Uruguay’s central bank joins a growing list of global counterparts in researching and developing its own digital currency.
The Banco Central del Uruguay (BDC), the country’s central bank, has been working at digitizing its peso as a part of the institution’s endeavor to explore the development and creation of its own digital currency. While details are scarce, BCU governor and chief Mario Bergara revealed the digital currency will represent the same value as fiat paper bills, according to the Latin American Herald Tribune.
The central banker was speaking at a BCU-hosted event called ‘The Future of Money and Financial Systems’ when he revealed the bank’s efforts to enable users to load electronic currency on a mobile application, “instead of carrying around a leather wallet with paper currency.”
In quotes reported by the publication, Bergara stated:
We are fairly close to launching from BCU a pilot program for a limited number of digital-currency users, which is an experiment in transforming physical bills into electronic ones.
The official also confirmed that the digital currency pilot will fundamentally involve treating the digital currency as cash that can be transferred between individual users using the mobile app.
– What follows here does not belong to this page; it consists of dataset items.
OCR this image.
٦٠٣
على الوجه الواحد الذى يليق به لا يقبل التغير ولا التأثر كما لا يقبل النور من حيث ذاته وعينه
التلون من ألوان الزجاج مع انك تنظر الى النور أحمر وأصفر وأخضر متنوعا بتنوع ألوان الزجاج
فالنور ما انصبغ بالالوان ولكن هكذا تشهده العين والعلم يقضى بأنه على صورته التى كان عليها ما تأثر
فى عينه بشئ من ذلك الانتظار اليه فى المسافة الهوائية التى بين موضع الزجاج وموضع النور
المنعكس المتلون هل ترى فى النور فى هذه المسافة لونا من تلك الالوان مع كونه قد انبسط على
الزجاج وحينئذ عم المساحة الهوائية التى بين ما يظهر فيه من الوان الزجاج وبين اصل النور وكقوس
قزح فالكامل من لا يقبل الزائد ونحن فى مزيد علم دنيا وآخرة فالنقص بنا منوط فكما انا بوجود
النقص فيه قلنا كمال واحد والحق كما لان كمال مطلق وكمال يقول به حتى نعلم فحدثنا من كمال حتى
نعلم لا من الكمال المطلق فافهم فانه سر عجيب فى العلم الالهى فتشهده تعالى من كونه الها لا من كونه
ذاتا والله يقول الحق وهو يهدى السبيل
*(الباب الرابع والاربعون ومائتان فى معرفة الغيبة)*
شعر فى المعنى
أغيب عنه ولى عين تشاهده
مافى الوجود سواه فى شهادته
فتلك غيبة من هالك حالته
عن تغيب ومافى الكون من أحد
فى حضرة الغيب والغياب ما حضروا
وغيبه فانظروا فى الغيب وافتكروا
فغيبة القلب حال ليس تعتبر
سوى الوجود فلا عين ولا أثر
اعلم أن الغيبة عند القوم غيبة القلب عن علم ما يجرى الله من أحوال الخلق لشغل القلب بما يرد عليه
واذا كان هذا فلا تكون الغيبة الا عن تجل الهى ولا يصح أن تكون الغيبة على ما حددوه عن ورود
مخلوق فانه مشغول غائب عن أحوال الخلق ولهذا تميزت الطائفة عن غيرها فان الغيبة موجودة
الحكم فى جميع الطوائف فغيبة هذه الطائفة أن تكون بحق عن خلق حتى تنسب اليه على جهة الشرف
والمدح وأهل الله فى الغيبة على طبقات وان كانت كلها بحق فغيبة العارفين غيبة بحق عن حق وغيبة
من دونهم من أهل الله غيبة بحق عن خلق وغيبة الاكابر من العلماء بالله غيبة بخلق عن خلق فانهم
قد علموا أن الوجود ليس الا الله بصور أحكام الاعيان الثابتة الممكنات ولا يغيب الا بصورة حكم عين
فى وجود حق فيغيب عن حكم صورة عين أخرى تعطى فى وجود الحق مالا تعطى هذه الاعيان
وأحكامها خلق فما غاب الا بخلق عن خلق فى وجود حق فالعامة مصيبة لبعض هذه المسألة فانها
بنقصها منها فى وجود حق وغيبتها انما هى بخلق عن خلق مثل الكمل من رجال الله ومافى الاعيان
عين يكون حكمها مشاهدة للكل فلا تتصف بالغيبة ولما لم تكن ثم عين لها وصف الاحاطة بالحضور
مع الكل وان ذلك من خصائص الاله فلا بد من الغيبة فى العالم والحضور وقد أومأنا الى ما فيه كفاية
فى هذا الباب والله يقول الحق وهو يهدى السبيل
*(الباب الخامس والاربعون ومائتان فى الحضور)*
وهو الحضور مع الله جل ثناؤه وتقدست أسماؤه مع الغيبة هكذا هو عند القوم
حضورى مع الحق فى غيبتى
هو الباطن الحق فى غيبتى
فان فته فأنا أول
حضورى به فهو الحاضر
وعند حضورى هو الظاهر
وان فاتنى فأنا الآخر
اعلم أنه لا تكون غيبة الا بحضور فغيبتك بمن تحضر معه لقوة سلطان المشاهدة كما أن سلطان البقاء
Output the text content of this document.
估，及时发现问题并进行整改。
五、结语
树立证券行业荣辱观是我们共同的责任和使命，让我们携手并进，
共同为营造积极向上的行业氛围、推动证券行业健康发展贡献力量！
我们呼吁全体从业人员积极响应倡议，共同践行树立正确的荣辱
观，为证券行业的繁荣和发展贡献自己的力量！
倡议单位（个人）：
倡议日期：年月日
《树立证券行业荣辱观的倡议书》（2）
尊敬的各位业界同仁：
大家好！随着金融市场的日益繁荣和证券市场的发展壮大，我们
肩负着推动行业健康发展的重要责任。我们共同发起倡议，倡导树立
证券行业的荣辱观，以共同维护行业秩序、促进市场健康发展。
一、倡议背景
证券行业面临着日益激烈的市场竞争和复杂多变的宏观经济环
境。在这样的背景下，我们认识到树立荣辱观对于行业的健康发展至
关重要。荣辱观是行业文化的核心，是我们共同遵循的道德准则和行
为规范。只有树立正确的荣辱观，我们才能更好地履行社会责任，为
The central banker’s comments are notable for the conviction in stressing the inevitability of the future society using digital currencies. While the banker called for the digital currency to have “same soundness as normal currency,” he added that “sooner or later, it will be implemented in Uruguay.”
Further, the official also claimed that much of the work had been done already, with only “logistical and technological” details that required sorting.
Much of the work done by central banks around the world to research and develop digital currencies is centered around blockchain technology, the same underlying decentralized innovation best-known as the core tech of bitcoin. China’s central has already developed and tested a digital currency using a yet-unknown blockchain earlier this year. In June this year, Singapore’s central bank revealed details of trials wherein it issued digitized Singaporean dollars on a private Ethereum blockchain.